你会将这五百三十八座愤怒众神的神像移送回你们新建起的庙宇。然后呢?你会发现更多,更多。六百八十七,四千五百二十一,九万三千七百五十二。它们在荒野农舍,在货轮船舱,在码头集装箱,在罐头加工厂,在海边造船坞,在废弃游泳馆。在世界上每一个不起眼的角落,它们无处不在。

你会再次发问:当它们聚齐后会发生什么?

而那时,你心里已经有了答案。

这就是它们走到一起时所发生的:一座拔地而起的最后的安全壁垒,一道被再度放下的帷幔,一个理智的、普通的世界。属于你们的世界。而我们将消失成尘,只留下名字写在水上。

现在,我们会如何为它命名?我们以前的名字,你们未来的名字。基石,基地,基金会。我们的组织曾像树一般隐栖在林地中央,无数部门司掌着无数各自的收容物,好似无数枝桠抓取着无数片新叶。概念和反概念,模因与逆模因。不断有新芽从树上抽出,不断有新的部门被命名,直到无人能理清它们的数量。

如今树倒了,我们不再需要繁琐的分类法。无论仍行走在地面上的,还是注定将被我们拒在黑暗中的,它们都一样,只是群不正常/反常的东西。我们会把这三个单词刻遍所有这些地方,总有一天,你会找到它。
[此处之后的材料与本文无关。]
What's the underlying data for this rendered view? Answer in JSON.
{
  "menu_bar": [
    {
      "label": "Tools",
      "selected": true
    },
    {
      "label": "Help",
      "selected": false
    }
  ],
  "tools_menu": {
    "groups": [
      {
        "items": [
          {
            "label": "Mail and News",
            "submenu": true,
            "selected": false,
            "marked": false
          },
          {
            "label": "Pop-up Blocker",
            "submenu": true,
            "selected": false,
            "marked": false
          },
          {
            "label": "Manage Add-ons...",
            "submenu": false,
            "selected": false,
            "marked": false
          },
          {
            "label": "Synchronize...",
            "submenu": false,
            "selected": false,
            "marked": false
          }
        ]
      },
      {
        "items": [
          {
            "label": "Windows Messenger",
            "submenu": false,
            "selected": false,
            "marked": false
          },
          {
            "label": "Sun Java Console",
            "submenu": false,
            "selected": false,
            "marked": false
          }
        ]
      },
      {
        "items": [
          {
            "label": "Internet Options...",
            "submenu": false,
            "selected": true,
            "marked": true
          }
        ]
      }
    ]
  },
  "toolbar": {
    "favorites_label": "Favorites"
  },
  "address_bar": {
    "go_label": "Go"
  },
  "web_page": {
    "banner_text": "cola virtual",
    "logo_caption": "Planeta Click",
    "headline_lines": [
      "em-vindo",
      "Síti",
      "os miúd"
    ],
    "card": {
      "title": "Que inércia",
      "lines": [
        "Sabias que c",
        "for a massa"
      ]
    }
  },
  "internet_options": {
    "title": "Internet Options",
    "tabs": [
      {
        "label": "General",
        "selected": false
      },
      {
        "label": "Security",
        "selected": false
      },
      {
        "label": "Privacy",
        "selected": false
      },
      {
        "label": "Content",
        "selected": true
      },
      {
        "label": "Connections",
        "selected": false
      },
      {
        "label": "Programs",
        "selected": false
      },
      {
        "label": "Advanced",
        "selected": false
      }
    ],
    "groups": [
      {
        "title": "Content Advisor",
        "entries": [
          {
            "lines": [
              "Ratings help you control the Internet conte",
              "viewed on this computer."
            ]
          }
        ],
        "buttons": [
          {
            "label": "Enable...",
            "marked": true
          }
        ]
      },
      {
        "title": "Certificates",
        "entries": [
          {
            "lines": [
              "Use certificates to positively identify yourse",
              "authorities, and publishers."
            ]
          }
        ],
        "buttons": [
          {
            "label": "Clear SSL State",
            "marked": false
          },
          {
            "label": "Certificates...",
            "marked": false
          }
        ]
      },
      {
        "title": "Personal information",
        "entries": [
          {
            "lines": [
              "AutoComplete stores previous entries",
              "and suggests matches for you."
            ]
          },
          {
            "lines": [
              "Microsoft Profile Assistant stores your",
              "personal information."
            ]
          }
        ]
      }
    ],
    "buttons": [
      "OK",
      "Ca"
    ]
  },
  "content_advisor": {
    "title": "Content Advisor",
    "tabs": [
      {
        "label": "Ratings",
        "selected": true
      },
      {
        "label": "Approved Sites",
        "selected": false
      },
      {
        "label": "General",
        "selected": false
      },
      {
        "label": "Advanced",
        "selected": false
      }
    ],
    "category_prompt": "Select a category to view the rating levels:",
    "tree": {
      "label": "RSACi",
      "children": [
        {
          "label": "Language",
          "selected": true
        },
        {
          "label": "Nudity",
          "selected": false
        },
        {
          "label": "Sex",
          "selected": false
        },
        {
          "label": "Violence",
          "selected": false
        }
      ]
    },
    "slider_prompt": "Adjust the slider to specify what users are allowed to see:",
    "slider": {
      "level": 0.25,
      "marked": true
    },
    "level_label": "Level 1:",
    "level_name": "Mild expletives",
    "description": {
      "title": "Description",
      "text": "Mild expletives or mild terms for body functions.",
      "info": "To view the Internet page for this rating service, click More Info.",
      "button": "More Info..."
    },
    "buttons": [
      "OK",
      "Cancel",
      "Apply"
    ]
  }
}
那么我会看见你找到答案的那一天吗?我会看见浸染鲜血的苍天巨树再次筑基于此吗?一定会的,只要风看见了,鸟看见了,混凝土神龛里永恒伫立着的雕像看见了,那么我就能看见。

总有一天你会问我这些是什么,那时我已不知所踪。

总有一天你会问我这些是什么,那时我已无处不在。